What is metaphysics? At the beginning of the history of Western philosophy in ancient Greece, Aristotle was questioning the “origin of everything.” Metaphysics is a branch of philosophy concerned with explaining the fundamental nature of being and the world by trying to answer two basic questions: “What is there?” and “What is like?”
The metaphysicist attempts to clarify the fundamental notions by which people understand the world. This includes the definition of object, property, space, time, causality, and possibility. Meta means beyond or transcending. Therefore metaphysics studies beyond the physical realm of science.
Recently, I again read Metaphysics, a book written by Emerich Coreth from Austria. I had read this over 35 years ago after my friend, Justin Morais, a medical doctor from Singapore, sent me an essay written by Dr. Larry Malerba, DO from New York. The title of the article was, “Is modern medicine more science or religion?”
According to Dr.

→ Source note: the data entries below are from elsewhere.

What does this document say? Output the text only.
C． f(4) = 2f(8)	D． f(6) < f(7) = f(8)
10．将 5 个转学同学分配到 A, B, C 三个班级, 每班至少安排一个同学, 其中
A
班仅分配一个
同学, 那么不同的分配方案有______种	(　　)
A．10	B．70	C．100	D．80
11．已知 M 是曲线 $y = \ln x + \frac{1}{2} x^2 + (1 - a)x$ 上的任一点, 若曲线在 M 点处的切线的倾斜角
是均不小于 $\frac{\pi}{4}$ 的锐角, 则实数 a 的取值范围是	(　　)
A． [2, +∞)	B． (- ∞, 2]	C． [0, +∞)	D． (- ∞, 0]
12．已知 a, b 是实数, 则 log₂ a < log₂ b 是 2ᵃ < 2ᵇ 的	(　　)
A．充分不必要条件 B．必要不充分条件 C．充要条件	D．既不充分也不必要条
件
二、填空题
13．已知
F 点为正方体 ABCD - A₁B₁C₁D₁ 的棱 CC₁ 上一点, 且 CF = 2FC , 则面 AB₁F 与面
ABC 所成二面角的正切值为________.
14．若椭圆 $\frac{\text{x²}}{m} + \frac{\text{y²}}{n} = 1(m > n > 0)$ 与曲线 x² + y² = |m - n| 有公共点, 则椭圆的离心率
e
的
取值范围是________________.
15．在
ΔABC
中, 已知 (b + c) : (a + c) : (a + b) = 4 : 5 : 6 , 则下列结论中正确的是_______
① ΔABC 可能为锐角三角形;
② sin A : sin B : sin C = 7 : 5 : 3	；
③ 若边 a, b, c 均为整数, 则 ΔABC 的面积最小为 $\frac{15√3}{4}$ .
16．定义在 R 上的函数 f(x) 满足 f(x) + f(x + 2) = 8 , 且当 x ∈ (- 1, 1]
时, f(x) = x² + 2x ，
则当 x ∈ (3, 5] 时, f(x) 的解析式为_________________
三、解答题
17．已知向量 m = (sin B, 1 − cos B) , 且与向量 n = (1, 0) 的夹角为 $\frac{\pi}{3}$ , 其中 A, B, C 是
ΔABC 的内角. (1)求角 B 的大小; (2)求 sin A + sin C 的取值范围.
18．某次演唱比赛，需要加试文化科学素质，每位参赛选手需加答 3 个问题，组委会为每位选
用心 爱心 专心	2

Malerba, in a condensed version, modern medicine projects the image of scientific rigor but has all the hallmarks of a system of religious belief. The practical consequence of its insular perspective is the dead-end system of Western medical materialism that we have today.
Repair of the physical body is erroneously equated with healing. In its quest for objectivity, medicine has rejected its spiritual roots and lost sight of its humanity. It arrogantly rejects the wisdom of thousands of years of human history, is fragmented to the point of dissociation, devoid of common sense, preoccupied with short-term material goals, a slave to its financial overlords, and utterly lacking in the requisite spiritual knowledge that would enable it to find its way out of its self-imposed foolishness.

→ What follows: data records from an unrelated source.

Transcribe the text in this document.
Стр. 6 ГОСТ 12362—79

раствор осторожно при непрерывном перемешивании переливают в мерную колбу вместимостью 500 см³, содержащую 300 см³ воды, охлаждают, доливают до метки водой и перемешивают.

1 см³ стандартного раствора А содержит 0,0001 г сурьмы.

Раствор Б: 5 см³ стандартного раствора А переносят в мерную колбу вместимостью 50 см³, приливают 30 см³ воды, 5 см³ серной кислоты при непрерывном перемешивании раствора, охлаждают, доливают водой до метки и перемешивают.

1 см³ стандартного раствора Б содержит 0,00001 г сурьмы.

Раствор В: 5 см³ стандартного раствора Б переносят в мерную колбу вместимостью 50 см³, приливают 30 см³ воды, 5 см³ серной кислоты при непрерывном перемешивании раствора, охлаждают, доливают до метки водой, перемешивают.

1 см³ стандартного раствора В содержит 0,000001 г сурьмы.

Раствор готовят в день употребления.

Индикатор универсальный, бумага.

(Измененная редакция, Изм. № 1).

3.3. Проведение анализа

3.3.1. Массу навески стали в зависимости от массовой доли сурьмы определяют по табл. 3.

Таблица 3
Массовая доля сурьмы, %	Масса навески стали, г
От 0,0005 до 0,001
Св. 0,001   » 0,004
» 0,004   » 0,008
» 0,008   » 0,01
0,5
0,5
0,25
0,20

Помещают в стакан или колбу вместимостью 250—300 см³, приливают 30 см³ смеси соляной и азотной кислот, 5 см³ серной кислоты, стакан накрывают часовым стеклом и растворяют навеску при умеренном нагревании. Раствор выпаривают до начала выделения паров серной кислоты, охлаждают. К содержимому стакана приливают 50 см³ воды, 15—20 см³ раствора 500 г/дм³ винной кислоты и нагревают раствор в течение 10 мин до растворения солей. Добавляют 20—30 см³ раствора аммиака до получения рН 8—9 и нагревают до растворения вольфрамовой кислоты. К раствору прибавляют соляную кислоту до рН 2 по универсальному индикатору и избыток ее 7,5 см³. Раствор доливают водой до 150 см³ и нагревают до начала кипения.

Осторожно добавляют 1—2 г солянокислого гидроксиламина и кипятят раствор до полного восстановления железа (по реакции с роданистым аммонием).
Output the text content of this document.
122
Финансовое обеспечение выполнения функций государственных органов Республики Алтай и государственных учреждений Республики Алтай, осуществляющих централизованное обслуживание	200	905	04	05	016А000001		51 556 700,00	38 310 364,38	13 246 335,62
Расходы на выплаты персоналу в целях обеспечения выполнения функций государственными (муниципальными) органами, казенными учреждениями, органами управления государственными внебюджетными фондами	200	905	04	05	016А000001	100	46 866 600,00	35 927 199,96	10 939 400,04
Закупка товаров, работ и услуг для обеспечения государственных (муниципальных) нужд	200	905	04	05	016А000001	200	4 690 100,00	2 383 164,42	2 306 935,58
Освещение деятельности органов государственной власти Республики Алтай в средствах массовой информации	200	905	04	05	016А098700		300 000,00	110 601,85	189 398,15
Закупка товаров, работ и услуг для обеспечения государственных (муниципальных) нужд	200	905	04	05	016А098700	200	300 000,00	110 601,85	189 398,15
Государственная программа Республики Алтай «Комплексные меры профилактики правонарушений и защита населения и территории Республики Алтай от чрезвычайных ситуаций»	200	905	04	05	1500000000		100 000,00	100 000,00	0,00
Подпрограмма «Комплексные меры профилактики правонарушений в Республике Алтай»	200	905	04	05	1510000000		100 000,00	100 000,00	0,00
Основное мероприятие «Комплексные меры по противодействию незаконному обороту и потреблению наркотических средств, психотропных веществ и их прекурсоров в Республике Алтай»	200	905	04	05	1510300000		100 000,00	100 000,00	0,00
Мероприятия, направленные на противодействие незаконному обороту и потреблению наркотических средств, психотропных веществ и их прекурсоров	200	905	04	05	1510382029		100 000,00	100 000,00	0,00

Furthermore, he continues, modern medicine is like “the church of medicine” which clings ferociously to its worldview when challenged by congregants (patients). It displays an unusual degree of intolerance when faced with non-believers who dare to ask questions. It is a closed belief system that does not allow innovation or new ideas.
Like any good faith, the church of medicine stands on the authority of its sacred texts. The randomized double-blind placebo-controlled trial is the gold standard that assures the purity of church doctrine. The sacred studies are the only source of true knowledge; all other forms of knowledge are held to be inferior or just anecdotal evidence. There is little if any room for dissent inside the cathedrals (hospitals and medical schools) of medicine. Those with innovative ideas are commonly treated as pariahs.
By contrast, most forms of holistic health and healing, on the other hand, begin with the fundamental assumption that we are spiritual beings temporarily inhabiting physical bodies during our time here on the physical plane. If this truth is to be honored, spiritual laws and energetic principles must be taken into account when we consider issues of health and illness.
Modern medicine has degenerated into a shadow of its original purpose, preoccupied with politics and intoxicated by its own power. The new medical religion is predicated upon mechanism, reductionism, and materialism, and has set itself up in opposition to common sense, spiritual understanding, and holism. Medicine cannot be healed until it comes to the realization that these traits are not enemies but complementary principles that should be working together as a unified whole.
You may or may not agree with Dr. Malerba’s harsh arguments but they certainly will stir your emotions, causing you to ask the same question, “Is Modern Medicine more science or religion?” You can read his whole passionate essay at NaturalNews.com. He is the author of, Green Medicine: Challenging the Assumptions of Conventional Health Care.
Inspired by Dr. Malerba’s essay and reading the book, Metaphysics, by Emerich Coreth, I recognized that most of the metaphysics in medicine has been addressing medical ethics and the issues of the beginning (and abortion) and end of life (and euthanasia), but not challenging the shortfall of compartmentalized, reductionist, Western medical science which we call Evidence Based Medicine.
I always thought that our medical training was rigorous and science-based, but authoritarian, top down, and requiring discipline like in the military with no room to challenge authority. When a medical professional challenges the system, he or she is at risk of losing their medical license.
So, what is medicine? And what is practicing medicine? When I think about it, my patients often tell me that they take their medications or vitamin pills religiously like taking communion. This phenomenon of taking medications religiously and following the medical doctor’s recommendations like the Ten Commandments seems like the metamorphosis of modern medicine into a pseudo-religious experience. We need to bring Spiritual Wellness into the healing process but not necessarily pseudo-religion into medicine. I better stop talking about metaphysics and medicine. After all, I still don’t fully grasp the meaning of Metaphysics!